3. **Отсутствие реальных связей.** Несмотря на легенды, нет ни одного документального подтверждения связи между канцелярией императора и таинственным бродягой. Большинство свидетельств о «царских намеках» старца — это вторичные пересказы, возникшие спустя десятилетия, когда легенда уже прочно укоренилась в массовом сознании.
Культурный резонанс: Почему легенда победила факты?
Феномен Федора Кузьмича — это торжество культуры над архивом. В России литература и миф часто значат больше, чем сводка документов. Этот сюжет стал метафорой всей русской истории XIX века: поиска правды, стремления к Богу, искупления грехов и тайны, скрытой за фасадом империи.
В русской культуре образ «царя-странника» — это архетип. Мы видим это у Толстого (его незаконченная повесть «Посмертные записки старца Федора Кузьмича»), в размышлениях Ахматовой. Легенда о том, что Александр I не умер, а стал святым, оказалась гораздо нужнее и важнее для национального самосознания, чем официальная биография. Она превратила императора из политической фигуры в героя народной драмы.
Финал: Прощение через легенду
Однако, размышляя над этим историческим парадоксом, важно выйти за рамки спора о том, подлинным ли был старец. Ключ к пониманию этой легенды лежит глубже — в области национальной психологии и коллективной совести.

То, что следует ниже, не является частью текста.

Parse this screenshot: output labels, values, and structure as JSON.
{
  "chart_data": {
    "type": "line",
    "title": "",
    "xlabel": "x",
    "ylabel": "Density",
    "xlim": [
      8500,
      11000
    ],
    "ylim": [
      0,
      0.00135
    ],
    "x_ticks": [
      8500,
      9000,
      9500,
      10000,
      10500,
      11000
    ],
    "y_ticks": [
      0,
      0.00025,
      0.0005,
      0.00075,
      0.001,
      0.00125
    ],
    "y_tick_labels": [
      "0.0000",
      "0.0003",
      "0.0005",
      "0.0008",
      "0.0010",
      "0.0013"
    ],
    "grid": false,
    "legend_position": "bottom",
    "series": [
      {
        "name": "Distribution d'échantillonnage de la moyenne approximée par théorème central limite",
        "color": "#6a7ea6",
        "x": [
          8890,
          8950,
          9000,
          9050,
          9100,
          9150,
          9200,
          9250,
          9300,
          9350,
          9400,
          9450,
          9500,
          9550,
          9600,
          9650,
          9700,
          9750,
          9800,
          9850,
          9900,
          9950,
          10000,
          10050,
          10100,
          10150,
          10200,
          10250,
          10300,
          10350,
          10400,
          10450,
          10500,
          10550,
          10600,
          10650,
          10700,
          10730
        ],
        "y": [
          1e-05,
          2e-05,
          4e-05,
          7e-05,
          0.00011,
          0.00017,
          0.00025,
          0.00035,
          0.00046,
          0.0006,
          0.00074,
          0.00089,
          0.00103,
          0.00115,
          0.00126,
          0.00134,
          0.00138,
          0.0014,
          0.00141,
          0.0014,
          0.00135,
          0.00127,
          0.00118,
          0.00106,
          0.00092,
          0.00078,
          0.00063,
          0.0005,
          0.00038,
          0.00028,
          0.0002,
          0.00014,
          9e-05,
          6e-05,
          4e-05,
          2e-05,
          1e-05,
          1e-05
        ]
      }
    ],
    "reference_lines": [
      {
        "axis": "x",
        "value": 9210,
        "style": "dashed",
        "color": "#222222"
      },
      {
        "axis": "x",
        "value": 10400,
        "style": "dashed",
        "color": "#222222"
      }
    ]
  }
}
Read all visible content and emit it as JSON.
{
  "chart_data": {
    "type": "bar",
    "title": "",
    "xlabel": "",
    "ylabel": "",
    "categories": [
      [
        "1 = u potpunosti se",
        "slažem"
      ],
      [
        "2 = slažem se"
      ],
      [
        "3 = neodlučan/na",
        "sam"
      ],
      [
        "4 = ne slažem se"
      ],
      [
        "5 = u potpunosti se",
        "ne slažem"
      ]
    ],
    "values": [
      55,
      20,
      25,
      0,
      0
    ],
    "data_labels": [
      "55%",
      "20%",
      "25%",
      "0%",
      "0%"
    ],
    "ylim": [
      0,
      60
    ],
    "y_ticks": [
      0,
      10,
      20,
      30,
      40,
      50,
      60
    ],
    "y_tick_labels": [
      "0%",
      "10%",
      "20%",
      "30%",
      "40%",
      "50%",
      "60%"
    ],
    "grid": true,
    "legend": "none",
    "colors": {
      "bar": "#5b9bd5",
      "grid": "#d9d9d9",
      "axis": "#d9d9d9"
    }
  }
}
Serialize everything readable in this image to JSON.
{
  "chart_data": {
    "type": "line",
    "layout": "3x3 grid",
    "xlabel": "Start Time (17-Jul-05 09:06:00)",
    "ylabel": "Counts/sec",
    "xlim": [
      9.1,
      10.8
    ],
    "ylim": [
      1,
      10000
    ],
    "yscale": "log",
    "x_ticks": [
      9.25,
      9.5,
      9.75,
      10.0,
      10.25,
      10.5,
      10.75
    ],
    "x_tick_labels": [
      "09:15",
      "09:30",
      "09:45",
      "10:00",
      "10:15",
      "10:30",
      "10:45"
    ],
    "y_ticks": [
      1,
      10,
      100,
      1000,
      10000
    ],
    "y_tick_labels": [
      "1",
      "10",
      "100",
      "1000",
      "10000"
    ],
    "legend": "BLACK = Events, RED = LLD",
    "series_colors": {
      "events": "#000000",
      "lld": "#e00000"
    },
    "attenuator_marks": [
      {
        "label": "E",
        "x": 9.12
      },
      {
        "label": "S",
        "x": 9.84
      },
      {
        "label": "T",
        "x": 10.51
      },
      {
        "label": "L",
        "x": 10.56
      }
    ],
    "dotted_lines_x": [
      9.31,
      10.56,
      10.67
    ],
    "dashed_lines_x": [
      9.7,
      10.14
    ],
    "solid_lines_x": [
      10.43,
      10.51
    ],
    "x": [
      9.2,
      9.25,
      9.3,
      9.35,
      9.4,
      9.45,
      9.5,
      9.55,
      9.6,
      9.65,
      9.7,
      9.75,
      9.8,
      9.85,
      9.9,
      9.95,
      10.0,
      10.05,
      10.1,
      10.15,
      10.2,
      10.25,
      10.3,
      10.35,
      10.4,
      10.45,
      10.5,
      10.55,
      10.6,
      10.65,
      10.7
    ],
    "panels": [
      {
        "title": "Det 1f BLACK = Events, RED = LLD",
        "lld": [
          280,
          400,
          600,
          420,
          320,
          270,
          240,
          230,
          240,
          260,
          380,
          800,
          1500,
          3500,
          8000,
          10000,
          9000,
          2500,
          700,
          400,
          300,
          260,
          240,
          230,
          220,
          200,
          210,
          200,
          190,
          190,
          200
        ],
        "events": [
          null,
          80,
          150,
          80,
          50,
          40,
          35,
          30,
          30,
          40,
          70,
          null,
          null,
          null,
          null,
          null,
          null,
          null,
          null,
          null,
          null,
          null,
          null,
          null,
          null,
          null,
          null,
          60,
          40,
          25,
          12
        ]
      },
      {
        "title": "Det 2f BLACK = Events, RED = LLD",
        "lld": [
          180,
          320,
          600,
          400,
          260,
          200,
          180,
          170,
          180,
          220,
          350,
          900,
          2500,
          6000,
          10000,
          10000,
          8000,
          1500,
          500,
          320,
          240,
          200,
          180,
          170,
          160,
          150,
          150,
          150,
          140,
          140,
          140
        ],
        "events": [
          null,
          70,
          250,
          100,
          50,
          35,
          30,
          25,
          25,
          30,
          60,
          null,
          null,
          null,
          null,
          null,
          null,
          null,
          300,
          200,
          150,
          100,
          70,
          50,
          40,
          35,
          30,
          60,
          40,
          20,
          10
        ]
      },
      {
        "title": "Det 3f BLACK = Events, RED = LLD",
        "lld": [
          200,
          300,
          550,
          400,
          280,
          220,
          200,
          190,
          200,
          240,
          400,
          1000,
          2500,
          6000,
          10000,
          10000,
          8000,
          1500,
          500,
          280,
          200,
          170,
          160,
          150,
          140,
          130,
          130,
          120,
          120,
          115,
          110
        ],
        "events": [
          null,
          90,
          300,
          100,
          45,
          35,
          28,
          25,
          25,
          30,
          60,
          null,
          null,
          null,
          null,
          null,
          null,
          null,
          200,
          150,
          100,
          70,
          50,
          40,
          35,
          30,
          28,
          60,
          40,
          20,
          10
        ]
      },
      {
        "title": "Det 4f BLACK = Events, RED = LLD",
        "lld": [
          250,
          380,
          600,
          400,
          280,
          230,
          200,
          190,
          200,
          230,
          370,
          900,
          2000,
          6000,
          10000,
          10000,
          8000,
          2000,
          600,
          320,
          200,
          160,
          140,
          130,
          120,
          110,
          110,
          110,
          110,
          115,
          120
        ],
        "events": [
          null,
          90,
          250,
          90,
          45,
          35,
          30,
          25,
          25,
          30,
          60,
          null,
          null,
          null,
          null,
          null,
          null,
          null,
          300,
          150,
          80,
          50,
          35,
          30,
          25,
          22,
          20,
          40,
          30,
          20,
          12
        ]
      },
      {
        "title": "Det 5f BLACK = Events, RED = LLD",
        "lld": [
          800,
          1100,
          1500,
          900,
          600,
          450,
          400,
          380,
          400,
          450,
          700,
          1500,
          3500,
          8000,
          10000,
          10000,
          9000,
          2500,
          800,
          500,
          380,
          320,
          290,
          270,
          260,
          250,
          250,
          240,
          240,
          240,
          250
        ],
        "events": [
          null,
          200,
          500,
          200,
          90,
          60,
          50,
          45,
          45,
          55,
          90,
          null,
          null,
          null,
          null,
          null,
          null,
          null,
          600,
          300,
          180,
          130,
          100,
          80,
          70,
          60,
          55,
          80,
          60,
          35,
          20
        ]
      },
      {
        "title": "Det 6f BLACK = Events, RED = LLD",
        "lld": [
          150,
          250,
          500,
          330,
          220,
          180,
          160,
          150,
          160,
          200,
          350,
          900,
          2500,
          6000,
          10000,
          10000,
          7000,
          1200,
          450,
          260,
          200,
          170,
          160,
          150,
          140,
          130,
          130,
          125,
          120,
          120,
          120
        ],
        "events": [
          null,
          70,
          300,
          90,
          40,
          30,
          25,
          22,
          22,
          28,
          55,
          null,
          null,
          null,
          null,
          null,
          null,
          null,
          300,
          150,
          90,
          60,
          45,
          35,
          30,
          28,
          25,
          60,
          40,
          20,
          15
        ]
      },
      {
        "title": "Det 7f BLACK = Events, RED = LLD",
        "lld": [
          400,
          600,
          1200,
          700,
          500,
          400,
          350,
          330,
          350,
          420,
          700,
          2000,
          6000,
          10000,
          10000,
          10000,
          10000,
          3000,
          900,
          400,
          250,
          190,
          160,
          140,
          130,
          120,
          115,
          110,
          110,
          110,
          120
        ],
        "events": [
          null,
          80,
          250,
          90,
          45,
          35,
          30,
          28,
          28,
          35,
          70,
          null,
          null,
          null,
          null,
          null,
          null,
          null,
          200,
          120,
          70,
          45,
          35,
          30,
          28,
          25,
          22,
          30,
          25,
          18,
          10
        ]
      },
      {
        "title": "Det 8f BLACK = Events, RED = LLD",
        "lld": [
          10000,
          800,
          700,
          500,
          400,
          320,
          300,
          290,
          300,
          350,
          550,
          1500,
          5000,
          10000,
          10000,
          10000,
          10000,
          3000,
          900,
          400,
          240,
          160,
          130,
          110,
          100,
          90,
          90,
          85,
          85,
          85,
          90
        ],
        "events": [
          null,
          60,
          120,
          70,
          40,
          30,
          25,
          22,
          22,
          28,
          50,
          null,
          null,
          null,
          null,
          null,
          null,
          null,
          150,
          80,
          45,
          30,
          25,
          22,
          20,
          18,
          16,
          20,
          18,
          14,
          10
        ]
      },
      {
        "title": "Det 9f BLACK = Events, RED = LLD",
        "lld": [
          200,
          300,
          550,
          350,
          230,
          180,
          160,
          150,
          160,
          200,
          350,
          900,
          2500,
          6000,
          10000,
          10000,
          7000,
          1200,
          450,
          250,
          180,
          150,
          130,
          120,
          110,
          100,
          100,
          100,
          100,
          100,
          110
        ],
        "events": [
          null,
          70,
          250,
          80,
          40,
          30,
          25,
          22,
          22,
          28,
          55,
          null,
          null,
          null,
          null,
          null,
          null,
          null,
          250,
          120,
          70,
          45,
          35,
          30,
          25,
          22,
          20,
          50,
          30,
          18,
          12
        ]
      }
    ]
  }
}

Вся жизнь Александра I была отравлена «первородным грехом» его правления — участием в заговоре против собственного отца, императора Павла I. Этот грех, это клеймо отцеубийства, преследовал Александра до последнего вздоха, превращая его правление в череду попыток замаскироваться, оправдаться, искупить вину победами, реформами или мистицизмом.
И здесь мы приходим к главному выводу. **Совершенно не важно, был ли император на самом деле сибирским старцем, или это был лишь благочестивый обман истории. Главное заключается в том, что народ — через создание этого мифа — даровал прощение своему царю-отцеубийце.**
Превратив Александра I в святого старца Федора Кузьмича, русский народ совершил акт высшего милосердия. Он переписал трагическую судьбу своего правителя: из грешника, несущего бремя власти, Александр превратился в праведника, несущего бремя покаяния. Миф о том, что царь не умер, а «ушел в народ» и стал молиться за Россию, — это способ нации простить своего монарха. Легенда позволила России символически смыть кровь 1801 года с рук императора, заменив её на четки и молитвенный подвиг. Через это превращение народ простил отцеубийцу, окончательно приняв его в свое сердце, освободив и его душу, и свою собственную от груза тяжелого прошлого.